Suharsono menilai, pelarangan tersebut tidak manusiawi. Bahkan penyetaraan pedagang asongan dengan pengemis, dinilai tidak beretika. "Pedagang yang punya semangat kerja tinggi, oleh yang membuat perda disamakan dengan pengemis dan gelandangan," keluhnya.
Aktivis Kompip Eko Setiawan menilai, isi perda tersebut merupakan kemunduran. Sebab pedagang asongan yang dulu diakui melalui Perda 2/2002, justru tidak diakui di Perda 1/2013. Berdasarkan pendataan Pasker, saat ini tercatat ada 260-an pedagang asongan yang berjualan di Terminal Tirtonadi. Dari jumlah tersebut, sebagian berasal dari luar Kota Solo.
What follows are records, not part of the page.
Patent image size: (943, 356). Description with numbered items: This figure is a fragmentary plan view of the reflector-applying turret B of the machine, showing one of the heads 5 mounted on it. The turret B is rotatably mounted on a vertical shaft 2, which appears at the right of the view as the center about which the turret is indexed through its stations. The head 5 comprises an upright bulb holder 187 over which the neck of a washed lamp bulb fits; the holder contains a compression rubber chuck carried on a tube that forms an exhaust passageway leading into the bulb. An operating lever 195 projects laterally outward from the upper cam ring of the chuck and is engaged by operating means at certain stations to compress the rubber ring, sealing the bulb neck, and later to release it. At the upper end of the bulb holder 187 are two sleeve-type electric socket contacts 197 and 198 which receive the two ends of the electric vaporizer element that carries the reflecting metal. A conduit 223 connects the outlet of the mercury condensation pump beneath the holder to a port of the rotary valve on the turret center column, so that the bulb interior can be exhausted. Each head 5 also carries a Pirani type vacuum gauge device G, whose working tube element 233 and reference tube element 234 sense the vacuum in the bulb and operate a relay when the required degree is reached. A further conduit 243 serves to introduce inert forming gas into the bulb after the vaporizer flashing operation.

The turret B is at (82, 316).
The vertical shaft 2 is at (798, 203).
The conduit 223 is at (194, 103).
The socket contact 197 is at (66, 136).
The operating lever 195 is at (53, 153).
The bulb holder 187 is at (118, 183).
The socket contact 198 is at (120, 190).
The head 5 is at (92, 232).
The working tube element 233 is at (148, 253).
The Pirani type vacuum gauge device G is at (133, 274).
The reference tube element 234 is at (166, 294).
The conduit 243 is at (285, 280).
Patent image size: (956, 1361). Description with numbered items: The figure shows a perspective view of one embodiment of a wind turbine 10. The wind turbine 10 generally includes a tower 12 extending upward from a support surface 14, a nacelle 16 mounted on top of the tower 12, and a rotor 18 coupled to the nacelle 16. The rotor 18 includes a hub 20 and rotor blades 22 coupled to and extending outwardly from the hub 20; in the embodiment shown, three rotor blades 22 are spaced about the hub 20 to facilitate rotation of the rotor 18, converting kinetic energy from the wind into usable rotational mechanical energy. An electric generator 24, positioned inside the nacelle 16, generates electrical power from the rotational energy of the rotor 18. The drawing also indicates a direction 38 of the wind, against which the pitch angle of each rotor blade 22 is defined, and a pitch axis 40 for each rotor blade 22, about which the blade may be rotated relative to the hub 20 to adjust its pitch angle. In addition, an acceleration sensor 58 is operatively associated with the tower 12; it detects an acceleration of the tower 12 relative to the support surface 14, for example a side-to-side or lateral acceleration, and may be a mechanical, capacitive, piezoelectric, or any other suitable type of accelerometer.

Wakil Ketua DPRD Supriyanto mengatakan, pembahasan perda sudah melalui mekanisme yang berlaku, termasuk meminta masukan dari masyarakat melalui public hearing. "Tidak ada pikiran untuk menyingkirkan siapapun. Soal pedagang asongan, bisa dilakukan pengaturan. Cari solusi.  Kalaupun meminta isi perda direvisi, ya harus ada dasarnya. Agar nanti bisa ditindaklanjuti," jelasnya.
Ketua Pansus Perda Perhubungan Abdullah AA mengatakan, isi perda tidak perlu direvisi. Namun pedagang asongan tidak serta merta dihilangkan, karena bisa dilakukan pengaturan agar mereka tetap bisa berjualan. "Akan dicari solusinya, agar kelangsungan hidup mereka tetap ada. Ya mungkin diberi los atau kios, atau ditata di tempat tertentu untuk berjualan. Ada pengaturan," imbuhnya.